Я подвожу белого, как мел, Дария на ватных ногах к Фабио. Нери держится за сердце.
— Тебе надо было сразу всё рассказать мне, сын! — упрекаю я напоследок. — Родители нужны не только, чтобы безумно любить своих детей, а ещё и для того, чтобы дети не повторяли ИХ ошибок. Достаточно уметь видеть и разгребать собственные. Разве… нет? А теперь, Дарий Бенедикт Сесилиа-Дарси попробуй своей чистой сильной любовью вытеснить меня из сердца Фабио Нери. Пожалуйста.

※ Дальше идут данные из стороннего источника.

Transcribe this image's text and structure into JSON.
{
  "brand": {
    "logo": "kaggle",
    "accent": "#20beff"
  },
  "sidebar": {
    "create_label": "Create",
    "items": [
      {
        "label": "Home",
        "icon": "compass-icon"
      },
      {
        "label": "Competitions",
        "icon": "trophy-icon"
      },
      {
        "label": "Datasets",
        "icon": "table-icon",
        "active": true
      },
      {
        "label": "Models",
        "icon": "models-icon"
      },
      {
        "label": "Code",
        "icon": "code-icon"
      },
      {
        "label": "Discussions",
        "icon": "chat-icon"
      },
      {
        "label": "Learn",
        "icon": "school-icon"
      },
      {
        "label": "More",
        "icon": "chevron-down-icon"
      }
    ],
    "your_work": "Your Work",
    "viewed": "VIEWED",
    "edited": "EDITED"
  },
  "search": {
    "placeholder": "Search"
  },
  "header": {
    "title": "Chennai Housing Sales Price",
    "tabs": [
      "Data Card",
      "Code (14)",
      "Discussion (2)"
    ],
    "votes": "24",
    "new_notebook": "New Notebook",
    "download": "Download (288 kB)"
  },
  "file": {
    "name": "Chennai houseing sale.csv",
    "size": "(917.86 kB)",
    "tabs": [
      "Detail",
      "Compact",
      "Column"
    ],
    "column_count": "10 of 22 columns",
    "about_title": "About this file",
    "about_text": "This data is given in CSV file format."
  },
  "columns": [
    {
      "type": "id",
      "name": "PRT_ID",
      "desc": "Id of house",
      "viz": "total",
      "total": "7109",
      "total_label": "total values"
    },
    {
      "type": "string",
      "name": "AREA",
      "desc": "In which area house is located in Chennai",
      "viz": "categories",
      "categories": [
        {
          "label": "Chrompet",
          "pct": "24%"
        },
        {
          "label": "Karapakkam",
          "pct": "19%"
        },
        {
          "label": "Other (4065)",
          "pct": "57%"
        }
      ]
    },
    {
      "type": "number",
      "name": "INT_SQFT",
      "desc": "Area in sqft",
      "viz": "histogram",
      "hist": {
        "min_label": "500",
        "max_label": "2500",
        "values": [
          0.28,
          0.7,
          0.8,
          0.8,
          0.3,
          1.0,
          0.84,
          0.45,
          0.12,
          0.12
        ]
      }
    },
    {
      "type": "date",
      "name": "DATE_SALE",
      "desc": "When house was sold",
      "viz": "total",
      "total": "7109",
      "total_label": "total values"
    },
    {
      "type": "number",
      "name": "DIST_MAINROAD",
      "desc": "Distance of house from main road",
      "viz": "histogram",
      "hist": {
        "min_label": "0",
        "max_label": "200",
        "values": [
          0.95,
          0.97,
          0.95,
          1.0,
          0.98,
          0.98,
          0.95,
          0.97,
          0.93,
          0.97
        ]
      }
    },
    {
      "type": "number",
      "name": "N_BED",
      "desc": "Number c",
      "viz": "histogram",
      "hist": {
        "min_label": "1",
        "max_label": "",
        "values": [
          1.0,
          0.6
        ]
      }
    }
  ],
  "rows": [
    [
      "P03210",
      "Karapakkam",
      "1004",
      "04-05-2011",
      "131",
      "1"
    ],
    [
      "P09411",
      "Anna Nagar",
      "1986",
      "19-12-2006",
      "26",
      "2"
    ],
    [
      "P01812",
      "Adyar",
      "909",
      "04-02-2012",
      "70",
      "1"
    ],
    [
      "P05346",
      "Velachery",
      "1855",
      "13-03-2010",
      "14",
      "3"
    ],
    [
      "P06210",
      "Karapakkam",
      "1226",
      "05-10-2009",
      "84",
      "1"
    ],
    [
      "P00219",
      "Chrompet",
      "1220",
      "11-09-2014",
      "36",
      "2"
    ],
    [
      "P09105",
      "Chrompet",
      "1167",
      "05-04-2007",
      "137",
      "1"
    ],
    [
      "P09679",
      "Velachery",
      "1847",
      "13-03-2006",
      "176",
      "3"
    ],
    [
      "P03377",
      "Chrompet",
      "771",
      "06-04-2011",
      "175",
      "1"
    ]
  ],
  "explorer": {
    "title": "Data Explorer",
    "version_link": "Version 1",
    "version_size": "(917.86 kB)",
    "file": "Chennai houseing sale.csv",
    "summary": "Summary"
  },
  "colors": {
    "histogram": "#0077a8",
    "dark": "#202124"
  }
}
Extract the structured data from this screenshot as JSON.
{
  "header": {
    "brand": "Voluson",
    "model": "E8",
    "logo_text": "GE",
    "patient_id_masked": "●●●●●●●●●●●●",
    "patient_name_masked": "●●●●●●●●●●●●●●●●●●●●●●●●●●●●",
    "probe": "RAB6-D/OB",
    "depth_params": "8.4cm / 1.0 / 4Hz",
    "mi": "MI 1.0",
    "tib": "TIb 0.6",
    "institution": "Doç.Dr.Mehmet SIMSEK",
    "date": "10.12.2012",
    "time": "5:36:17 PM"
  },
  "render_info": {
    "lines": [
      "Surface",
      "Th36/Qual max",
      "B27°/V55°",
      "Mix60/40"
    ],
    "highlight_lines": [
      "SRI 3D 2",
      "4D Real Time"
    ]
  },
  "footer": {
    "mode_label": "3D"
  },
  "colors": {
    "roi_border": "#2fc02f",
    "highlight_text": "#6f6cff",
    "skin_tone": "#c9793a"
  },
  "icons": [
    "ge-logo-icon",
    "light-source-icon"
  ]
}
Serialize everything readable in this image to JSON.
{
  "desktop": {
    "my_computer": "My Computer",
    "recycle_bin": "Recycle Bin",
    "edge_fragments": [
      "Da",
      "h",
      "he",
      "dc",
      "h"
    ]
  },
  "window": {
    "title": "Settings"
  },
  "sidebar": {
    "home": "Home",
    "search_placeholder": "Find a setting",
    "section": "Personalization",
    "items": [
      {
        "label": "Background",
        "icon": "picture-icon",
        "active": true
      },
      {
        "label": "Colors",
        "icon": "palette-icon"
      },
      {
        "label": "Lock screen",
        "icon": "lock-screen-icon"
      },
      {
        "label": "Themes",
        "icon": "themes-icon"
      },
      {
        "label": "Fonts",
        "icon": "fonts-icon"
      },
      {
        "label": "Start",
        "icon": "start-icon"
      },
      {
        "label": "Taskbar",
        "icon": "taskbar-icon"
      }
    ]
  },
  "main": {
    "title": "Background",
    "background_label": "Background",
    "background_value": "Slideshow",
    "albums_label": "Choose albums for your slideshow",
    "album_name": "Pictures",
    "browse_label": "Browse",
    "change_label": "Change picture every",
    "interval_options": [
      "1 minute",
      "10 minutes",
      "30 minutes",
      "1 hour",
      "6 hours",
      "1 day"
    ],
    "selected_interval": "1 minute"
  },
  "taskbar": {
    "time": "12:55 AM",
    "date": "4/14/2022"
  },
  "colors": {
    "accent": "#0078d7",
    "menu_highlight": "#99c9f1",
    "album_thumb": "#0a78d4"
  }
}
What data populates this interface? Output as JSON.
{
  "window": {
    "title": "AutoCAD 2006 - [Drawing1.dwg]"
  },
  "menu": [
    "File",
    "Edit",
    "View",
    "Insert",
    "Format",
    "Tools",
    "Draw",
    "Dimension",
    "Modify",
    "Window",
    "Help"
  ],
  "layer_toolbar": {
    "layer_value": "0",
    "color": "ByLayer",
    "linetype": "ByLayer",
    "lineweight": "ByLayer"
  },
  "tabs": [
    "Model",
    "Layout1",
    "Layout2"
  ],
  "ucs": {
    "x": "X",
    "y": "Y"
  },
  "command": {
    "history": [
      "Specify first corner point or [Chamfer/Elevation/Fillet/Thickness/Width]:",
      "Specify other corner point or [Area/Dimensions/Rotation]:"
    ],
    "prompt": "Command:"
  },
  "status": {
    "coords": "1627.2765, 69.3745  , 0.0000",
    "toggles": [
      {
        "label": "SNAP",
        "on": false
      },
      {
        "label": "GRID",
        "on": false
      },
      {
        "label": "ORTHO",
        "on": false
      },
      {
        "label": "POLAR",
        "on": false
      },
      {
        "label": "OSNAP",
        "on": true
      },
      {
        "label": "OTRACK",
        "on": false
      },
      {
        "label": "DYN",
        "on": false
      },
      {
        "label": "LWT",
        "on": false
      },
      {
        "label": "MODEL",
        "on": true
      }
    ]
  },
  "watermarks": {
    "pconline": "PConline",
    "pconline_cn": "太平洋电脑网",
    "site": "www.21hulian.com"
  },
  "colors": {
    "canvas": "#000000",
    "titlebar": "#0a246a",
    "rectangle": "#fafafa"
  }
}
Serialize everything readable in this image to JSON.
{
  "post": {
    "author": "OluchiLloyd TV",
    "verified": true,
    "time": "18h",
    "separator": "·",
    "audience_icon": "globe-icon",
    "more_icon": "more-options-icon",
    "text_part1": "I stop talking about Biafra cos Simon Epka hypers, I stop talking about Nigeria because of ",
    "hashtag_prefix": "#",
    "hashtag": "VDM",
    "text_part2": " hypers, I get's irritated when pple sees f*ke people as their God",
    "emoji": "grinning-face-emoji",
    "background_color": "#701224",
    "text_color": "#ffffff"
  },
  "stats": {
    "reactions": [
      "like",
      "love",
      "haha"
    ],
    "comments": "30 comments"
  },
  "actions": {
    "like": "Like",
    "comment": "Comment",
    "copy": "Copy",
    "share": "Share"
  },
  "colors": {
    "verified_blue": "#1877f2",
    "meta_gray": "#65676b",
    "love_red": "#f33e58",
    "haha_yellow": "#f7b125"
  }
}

Пусть это будет пощёчина прежде всего мне, престарелому эгоисту.
Максин бросается мне на шею, отправив всю свою чёртову альфовость в тартарары. Дочка, оказывается, может реветь, как девчонка!
Фабио делает шаг к моему сыну и гладит по покрасневшей щеке. Мгновение, и он уже в сильных объятиях молодого нетерпеливого альфы.
— Лер, это нечестно! — шепчет Нери, сдаваясь. — Ты опять решаешь за всех…
— Тихо, малыш… Чего я сам-то могу? Не смог быть с тобой честным и не отпустил ещё до рождения дочери… Заставил тебя самоотверженно и верно меня любить. Макс, капельки для сердца не подашь? Дьявол, больно-то как… И темно… Но не страшно…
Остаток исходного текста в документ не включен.